In one episode Jason Alexander narrates his love for the family goldfish. The loss of someone close to him has forged his affection for this swimmingly simple little golden fish. Its presence represents an escape, and an embracing, of the crumbling reality of existence.
Can love be tempered by unpleasant realities? The program would say yes. Most of us, especially those of us with decades of life behind us, would agree.
We all have our own “modern love” story. Mine would be about my daughter, who many might describe as hard to love. They would be wrong.
Admittedly, she was hard to snuggle. She preferred the plastic embrace of her car seat. The car seat could be parked far from me: she was happy with any room, any corner. She tracked me with her eyes, but she tracked other things with equal interest. I took to forcibly putting her in a snuggly and walking up and down the street with her.

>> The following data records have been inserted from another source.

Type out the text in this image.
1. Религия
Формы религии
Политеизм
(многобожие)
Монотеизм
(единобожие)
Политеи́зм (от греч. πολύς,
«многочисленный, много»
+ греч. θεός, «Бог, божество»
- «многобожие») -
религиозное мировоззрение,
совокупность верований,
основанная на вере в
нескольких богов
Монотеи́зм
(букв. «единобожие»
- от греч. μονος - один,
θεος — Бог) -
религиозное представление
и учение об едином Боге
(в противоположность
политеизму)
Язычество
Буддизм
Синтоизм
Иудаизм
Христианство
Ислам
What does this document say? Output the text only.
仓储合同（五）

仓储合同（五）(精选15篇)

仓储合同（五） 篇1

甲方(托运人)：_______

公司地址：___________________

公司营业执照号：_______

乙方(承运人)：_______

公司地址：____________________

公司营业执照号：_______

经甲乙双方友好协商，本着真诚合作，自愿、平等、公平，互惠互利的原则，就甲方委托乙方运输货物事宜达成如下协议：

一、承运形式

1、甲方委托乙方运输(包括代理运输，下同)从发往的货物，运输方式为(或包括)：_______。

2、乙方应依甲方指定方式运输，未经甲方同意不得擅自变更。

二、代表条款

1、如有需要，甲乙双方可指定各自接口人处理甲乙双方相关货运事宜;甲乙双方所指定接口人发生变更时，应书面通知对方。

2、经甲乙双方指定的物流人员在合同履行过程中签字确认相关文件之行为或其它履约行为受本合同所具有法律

Glowering was also a specialty. She was a beautiful blonde baby with fat pink cheeks, green eyes, and a perma-scowl. Her mouth, right from the get-go, had a natural down turn to it. Glowering with the addition of defiantly crossed arms came later. When asked to give her name during her kindergarten interview she stood up, turned her chair backward to the teacher, crossed her arms, and sat down. She remained that way for the entire interview.
My husband and I remained enamored. (Why should she perform tricks like a trained seal? Maybe we have the next Hillary!) We affectionately nicknamed her “little black cloud.” We would mimic her mood in a dreary Eeyore voice – desperately trying to add some EB White levity to our situation. Sometimes we would just mime a “brewing storm” by circling our fluttering hand over our weary heads.
But of course at this young age it isn’t about them loving you. It’s about you loving them.
Loving her could be exhausting. It wasn’t easy for my daughter to accept love. She appeared to weigh it, to quantify it – to find it lacking. She was often displeased. I came to see it as her natural default button. She screamed about sitting in the cart at the grocery store. She screamed at her older sister to claim the best barbie. She screamed if she could hear you chewing during dinner. She screamed for the last cookie, to hold mommy’s hand, to find the most Easter eggs. She screamed over minor transitions. It was relentless. Her ability to express love was buried under an itchy blanket of sensory issues, fear, jealousy, and an unshakeable sadness.
But she loved us too. It was apparent in the way she would fit herself to your side when watching a Disney movie. And in the occasional half smile with tilted head. In the way she kissed her dog’s bearded face. And the gifts of found flowers or crayoned pictures.
So, yeah, love is not only tempered by unpleasant realities… in can grow in them. It may even grow hardier. We are living proof. We are the dandelions of love.